D’Artagnan stand neben dem Auto und klopfte mit der flachen Hand auf die schwarzglänzende Motorhaube.

Der Freund ging zu ihm, Athos, Porthos und Aramis im Schlepptau.

„Ja, wie ich schon bemerkte, ist das mein Wagen. Damit fahre ich beruflich und privat….“ Er stockte. Was für eine dumme Formulierung. Diese Unterscheidung in beruflich und privat gab es damals sicherlich noch nicht in dieser Deutlichkeit.

„Euer Wagen?“ fragte Porthos zweifelnd. „Euer Wagen ist ja doch wohl das da!“ Und er deutete zur Ponykutsche, die unter der Remise stand. „Obwohl es ein wenig…..nun ja, minimalistisch ist?“ In Porthos Stimme klang Enttäuschung über die Kutsche mit.
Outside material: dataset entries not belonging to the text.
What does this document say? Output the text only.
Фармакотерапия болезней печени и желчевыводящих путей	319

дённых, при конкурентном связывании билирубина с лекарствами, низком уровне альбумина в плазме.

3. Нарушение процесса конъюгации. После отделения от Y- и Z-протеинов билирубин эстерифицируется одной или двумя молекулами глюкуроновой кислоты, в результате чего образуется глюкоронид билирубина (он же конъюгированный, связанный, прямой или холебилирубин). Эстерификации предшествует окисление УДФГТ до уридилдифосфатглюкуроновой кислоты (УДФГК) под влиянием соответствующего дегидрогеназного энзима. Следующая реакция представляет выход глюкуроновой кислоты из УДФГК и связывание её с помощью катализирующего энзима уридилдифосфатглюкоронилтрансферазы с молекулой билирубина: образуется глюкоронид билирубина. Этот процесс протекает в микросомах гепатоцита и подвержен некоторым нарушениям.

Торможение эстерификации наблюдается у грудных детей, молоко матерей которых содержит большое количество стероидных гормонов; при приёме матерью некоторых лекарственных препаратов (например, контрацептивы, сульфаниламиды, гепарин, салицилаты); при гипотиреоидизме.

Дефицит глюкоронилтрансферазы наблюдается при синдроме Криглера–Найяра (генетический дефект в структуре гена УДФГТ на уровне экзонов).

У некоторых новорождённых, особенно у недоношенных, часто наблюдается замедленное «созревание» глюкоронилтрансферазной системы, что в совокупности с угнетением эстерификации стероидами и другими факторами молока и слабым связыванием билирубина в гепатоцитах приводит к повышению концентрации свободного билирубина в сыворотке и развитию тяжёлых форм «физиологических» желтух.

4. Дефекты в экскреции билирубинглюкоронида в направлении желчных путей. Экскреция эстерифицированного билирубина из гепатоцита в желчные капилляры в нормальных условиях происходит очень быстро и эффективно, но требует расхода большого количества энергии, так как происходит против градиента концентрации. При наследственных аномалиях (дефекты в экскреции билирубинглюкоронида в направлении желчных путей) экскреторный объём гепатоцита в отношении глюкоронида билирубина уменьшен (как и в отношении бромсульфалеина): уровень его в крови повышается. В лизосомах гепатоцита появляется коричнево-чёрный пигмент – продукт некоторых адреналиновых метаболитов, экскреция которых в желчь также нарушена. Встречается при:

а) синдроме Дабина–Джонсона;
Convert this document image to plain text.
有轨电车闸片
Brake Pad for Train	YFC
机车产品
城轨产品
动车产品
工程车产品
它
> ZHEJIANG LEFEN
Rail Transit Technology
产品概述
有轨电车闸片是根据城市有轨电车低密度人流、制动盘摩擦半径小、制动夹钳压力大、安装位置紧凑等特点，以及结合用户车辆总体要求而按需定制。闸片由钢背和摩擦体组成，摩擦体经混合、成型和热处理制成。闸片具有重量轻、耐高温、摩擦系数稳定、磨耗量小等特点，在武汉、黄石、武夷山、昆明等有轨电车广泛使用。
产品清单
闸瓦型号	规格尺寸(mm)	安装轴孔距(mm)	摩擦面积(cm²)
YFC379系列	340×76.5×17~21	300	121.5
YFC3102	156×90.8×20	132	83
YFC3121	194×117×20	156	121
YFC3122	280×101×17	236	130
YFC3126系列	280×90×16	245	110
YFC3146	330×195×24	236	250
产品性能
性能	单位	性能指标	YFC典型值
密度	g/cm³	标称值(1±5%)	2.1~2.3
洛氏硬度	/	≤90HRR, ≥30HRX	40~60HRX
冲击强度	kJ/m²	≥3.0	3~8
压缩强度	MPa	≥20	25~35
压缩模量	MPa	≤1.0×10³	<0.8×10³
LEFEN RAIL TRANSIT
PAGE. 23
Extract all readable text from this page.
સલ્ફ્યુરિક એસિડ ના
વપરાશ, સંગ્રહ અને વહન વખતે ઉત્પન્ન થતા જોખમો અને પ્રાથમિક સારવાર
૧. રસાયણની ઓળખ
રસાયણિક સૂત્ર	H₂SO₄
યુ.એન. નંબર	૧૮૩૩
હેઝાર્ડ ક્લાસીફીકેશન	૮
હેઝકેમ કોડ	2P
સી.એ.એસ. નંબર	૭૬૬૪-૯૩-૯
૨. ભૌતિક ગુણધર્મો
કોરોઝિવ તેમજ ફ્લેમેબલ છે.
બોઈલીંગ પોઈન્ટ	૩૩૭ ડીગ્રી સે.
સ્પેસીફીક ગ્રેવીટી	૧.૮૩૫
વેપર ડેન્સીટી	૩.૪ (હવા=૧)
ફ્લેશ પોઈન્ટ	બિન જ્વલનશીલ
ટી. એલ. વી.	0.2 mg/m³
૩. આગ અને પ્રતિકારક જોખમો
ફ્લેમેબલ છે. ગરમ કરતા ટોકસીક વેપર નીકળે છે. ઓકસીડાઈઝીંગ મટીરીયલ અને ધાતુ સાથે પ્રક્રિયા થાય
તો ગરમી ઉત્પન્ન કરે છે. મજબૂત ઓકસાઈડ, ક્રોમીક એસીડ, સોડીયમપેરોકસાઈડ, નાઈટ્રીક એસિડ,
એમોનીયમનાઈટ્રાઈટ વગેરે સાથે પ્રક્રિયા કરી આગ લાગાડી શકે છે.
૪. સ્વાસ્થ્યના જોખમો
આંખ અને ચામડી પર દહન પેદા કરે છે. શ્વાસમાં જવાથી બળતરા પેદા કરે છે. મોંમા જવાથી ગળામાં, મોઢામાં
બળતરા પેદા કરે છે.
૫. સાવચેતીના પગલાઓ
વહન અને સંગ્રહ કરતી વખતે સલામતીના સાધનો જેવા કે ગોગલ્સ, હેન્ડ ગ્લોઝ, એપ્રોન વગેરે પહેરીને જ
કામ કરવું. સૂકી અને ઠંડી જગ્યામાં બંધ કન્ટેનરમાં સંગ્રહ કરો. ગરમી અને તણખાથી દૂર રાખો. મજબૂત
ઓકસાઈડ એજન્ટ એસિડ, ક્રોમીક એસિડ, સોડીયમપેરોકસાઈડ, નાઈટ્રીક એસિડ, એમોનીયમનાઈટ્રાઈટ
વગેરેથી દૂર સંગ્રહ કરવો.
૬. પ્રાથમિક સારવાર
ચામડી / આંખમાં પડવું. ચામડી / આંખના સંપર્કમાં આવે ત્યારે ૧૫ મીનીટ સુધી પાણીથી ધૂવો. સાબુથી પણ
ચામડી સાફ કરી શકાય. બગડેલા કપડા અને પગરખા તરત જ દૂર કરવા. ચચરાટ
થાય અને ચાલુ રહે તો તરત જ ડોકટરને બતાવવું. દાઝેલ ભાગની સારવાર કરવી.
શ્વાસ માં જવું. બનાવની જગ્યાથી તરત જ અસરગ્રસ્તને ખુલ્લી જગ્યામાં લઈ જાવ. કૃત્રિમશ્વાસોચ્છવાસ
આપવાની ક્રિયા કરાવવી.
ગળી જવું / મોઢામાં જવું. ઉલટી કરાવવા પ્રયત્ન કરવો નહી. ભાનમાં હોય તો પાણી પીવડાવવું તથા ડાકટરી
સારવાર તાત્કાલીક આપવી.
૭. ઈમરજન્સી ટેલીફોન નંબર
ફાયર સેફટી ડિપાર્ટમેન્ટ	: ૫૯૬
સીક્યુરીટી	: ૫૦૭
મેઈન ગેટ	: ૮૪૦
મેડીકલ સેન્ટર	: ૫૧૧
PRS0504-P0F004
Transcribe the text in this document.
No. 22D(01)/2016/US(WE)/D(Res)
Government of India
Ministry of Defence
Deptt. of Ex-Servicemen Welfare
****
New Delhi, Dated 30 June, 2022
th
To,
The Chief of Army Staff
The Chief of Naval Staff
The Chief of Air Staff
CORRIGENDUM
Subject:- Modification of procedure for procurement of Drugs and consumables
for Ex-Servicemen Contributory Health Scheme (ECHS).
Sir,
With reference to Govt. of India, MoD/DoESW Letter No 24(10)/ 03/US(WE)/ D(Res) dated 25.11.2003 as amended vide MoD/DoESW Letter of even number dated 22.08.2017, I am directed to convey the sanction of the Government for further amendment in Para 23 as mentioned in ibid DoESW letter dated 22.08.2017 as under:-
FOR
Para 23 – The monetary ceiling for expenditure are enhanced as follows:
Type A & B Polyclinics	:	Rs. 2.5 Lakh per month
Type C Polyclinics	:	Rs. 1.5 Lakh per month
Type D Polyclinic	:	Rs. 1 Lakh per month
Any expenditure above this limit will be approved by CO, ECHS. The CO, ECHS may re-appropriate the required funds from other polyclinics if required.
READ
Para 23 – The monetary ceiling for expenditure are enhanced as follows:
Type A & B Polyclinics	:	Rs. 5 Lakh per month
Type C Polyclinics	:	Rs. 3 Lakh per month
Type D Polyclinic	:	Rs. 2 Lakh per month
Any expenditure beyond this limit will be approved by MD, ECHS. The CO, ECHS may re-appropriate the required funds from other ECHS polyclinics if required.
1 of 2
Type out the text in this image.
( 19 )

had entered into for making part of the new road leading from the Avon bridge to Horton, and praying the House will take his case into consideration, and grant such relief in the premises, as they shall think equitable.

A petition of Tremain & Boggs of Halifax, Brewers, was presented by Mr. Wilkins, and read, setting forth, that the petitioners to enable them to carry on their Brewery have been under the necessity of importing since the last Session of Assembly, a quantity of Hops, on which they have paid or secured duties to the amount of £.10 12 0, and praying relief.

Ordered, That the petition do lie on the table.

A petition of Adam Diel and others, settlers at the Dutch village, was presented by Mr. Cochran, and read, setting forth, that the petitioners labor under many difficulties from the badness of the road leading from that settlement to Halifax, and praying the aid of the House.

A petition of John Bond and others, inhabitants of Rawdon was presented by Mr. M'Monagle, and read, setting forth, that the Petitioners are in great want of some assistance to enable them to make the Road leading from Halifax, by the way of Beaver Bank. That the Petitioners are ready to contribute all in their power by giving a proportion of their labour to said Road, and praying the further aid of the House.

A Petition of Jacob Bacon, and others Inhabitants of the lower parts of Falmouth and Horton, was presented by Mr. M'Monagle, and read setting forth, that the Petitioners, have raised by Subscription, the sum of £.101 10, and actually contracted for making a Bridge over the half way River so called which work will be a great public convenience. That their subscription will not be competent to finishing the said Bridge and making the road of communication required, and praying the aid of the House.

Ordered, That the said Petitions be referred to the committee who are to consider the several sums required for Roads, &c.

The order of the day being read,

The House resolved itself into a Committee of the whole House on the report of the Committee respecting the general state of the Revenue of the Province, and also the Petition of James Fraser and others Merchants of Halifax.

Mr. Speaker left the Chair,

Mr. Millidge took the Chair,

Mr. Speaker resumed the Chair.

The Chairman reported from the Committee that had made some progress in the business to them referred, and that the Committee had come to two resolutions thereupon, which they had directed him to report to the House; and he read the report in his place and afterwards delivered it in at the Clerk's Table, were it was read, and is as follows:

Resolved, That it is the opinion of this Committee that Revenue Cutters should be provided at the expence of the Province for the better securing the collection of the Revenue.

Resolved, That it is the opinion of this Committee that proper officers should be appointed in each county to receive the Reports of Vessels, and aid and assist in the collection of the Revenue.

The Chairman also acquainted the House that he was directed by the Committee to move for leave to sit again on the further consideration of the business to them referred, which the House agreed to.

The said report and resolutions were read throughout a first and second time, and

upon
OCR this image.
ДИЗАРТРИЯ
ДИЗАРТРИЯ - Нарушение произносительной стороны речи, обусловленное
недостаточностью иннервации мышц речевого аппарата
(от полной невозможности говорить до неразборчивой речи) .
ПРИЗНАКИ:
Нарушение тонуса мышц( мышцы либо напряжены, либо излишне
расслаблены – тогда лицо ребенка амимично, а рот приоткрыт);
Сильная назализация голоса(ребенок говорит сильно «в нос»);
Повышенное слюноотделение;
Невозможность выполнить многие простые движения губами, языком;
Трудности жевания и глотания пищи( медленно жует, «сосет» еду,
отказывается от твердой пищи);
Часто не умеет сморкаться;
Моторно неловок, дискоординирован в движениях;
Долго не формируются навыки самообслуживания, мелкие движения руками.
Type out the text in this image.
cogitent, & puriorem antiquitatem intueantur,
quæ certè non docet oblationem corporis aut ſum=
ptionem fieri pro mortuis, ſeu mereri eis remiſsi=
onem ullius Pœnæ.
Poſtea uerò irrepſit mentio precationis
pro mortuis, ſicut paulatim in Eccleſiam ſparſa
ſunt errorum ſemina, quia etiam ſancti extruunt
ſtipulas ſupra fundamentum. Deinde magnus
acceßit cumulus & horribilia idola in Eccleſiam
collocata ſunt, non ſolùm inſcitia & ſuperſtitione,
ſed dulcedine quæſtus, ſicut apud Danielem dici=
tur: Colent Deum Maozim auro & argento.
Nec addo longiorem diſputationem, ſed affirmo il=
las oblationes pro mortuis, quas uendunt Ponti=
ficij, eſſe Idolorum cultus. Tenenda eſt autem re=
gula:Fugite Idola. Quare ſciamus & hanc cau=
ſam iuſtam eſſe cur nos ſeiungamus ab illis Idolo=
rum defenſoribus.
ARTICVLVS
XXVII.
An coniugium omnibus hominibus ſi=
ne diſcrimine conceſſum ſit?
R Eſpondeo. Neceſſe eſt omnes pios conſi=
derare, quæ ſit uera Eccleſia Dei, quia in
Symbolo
Der Freund lachte. „Das da ist mein Marathonwagen, den ich für Ausfahrten nutze.“

Porthos versuchte, etwas vorteilhaftes an dem Gefährt zu erkennen. „Nun ja, aber Ihr hättet Euch doch sicher auch etwas…..prächtigeres leisten können? Ihr seid doch ein reicher Mann!“

Der Freund schluckte, dachte an den Immobilienkredit, den Grundbucheintrag, die laufenden Kosten, die des öfteren an seiner Kontokorrentlinie nagten. Nein, das konnte er Porthos nicht erklären. Nicht daß Porthos ihn für einen armen Schlucker hielt. Nein, für Porthos würde er gerne den reichen Mann aus der Zukunft geben, allerdings bezog er selbst seinen Reichtum auf immaterielle Dinge wie Gesundheit, die Ponys, den Hund, ein Dach über dem Kopf, genug Heizöl im Tank…..nein, hier war er wieder bei diesem furchtbaren Thema!

„Reichtum liegt ja immer im Auge des Betrachters oder in der eigenen Zufriedenheit!“ sprang ihm Athos hilfreich bei. „Nun zeigt uns aber doch dieses Gefährt!“ Athos wies auf den PKW.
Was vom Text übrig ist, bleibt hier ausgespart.